Evidence Searching

Thanks to the explosion of storage capacity it becomes harder to locate evidence within the sea of data stored in a typical computer with each passing year. Data exists at three levels, data, information, and evidence, as shown in Figure 1.1.

FIGURE 1.1

The data hierarchy.

As shown in Figure 1.1, the lowest level of data is just raw data. Raw data consists of bits, normally organized as bytes, in volatile or non-volatile storage. In this category we find things such as raw disk sectors. It can be a challenge to use data at this level and on most modern systems there is plenty of data out there to pick through.

Above raw data we have information. Information consists of raw data with some sort of meaning attached to it. For example, an image has more meaning to a human than the bits that make up a JPEG file used to store the image. Even text files exist at this level in our hierarchy. Bringing many bytes of ASCII or Unicode values together gives them meaning beyond their collection of bytes.

At the highest level in or hierarchy is evidence. While there may be thousands or millions of files (collections of information) it is unlikely that the bulk of them have any relevance to an investigation. This leads us to ponder what it means for information to be relevant to an investigation.

As previously mentioned, forensics is a science. Given that we are trying to do science, we should be developing hypotheses and then searching for information that supports or refutes a hypothesis. It is important to remain objective during an investigation as the same piece of evidence might be interpreted differently based on people’s preconceived notions.

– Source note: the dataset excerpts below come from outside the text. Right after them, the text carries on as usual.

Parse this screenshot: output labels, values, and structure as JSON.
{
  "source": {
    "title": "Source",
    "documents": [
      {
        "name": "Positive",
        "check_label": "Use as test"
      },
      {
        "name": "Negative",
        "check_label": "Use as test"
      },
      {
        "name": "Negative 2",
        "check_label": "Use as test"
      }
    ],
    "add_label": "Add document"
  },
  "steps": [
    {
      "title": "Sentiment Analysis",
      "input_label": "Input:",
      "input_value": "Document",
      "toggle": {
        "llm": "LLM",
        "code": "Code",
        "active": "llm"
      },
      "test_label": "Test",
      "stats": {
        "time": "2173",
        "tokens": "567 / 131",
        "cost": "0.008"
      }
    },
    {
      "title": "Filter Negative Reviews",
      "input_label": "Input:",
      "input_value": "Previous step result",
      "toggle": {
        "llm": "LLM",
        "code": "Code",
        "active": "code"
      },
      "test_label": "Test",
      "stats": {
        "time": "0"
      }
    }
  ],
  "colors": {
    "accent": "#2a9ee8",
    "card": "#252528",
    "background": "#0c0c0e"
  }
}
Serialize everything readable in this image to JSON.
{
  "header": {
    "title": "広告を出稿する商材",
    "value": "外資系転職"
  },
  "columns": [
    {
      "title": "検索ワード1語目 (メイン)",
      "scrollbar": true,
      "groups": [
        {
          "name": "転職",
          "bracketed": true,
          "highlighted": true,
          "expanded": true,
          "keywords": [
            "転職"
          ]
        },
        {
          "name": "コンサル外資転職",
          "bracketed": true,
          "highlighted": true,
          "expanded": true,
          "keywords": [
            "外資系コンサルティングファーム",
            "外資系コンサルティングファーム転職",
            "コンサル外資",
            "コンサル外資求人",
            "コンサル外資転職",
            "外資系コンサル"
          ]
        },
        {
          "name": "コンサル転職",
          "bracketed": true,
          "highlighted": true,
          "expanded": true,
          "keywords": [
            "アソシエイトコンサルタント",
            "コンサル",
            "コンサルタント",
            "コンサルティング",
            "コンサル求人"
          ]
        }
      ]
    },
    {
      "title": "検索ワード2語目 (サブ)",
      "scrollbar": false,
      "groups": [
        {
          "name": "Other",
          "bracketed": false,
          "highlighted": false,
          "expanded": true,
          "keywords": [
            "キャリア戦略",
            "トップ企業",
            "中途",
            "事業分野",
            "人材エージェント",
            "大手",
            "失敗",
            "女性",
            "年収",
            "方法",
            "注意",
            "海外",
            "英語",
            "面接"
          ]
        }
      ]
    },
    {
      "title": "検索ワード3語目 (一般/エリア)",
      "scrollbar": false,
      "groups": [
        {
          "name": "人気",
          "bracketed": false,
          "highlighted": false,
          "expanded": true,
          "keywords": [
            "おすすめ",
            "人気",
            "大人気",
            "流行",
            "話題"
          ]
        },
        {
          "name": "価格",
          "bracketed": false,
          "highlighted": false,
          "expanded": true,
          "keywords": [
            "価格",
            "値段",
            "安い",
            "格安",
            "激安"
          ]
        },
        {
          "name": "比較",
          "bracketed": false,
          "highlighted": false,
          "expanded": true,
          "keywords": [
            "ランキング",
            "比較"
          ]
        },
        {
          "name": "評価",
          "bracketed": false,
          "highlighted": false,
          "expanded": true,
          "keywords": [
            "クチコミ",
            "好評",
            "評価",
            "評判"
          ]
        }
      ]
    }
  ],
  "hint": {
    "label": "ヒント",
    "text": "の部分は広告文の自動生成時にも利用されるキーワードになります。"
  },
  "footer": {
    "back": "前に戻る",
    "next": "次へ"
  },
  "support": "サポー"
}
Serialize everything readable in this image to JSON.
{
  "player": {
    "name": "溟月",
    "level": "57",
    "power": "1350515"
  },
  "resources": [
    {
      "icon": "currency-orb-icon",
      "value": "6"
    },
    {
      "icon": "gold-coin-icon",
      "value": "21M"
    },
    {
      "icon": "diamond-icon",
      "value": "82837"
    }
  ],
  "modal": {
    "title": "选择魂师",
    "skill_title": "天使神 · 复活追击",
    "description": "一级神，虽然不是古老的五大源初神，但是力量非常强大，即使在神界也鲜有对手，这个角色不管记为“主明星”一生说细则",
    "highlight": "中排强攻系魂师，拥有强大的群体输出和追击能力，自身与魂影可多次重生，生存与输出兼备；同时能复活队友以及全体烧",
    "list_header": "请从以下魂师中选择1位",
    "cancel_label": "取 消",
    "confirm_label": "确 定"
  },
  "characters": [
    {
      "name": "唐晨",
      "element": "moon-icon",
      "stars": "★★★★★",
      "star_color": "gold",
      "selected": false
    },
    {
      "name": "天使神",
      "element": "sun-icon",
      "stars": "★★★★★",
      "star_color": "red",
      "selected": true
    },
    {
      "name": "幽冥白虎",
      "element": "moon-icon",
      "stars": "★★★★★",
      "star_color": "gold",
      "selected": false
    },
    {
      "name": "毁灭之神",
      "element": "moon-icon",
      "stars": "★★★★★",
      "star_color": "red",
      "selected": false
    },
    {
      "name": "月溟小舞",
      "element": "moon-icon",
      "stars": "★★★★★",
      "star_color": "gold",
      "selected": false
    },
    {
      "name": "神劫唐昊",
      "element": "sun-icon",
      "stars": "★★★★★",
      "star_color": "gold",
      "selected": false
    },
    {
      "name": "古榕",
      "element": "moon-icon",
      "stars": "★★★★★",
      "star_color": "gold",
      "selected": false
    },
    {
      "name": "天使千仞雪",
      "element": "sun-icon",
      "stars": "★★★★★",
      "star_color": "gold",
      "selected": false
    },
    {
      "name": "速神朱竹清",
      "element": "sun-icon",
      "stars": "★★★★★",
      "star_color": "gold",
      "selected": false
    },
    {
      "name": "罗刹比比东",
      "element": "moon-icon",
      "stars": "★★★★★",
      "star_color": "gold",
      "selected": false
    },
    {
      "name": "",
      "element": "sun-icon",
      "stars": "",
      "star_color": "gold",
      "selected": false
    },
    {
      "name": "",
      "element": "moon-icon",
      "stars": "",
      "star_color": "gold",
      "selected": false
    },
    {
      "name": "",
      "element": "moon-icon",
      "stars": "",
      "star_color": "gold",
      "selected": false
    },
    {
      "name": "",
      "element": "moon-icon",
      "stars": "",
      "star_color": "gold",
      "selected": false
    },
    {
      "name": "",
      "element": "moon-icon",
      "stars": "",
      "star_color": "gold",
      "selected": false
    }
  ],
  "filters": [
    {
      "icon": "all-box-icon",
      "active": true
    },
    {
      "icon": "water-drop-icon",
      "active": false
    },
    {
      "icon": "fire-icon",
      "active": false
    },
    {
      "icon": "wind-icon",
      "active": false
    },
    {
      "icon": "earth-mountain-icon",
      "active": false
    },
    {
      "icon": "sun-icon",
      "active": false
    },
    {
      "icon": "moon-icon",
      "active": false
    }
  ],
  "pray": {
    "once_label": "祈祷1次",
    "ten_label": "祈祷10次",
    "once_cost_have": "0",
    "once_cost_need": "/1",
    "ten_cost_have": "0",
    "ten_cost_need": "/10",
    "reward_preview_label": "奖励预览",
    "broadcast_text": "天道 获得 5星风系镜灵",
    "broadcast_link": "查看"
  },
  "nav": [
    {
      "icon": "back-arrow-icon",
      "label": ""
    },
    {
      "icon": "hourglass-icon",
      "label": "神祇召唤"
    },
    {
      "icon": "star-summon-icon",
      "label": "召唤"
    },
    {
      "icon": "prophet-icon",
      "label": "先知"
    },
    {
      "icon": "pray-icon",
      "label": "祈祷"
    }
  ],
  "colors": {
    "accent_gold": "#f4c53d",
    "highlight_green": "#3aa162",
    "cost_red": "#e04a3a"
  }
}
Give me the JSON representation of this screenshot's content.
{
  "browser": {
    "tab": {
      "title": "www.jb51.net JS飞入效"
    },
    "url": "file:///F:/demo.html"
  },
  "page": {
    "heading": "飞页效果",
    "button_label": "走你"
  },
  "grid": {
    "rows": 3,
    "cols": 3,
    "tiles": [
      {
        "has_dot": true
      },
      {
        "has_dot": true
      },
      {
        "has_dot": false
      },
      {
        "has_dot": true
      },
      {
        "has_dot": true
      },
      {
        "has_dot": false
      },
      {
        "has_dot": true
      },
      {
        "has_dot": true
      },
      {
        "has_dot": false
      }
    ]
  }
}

It is extremely important that investigators do not become victims of confirmation bias. Put simply, confirmation bias is only looking at information that supports what you believe to be true while discounting anything that would refute what you believe. Given the amount of data that must be examined in a typical investigation a hypothesis or two concerning what you think you will find is good (the owner of the computer did X, this computer was successfully exploited, etc.) to help guide you through the searching process. Don’t fall into the trap of assuming your hypothesis or hypotheses are correct, however.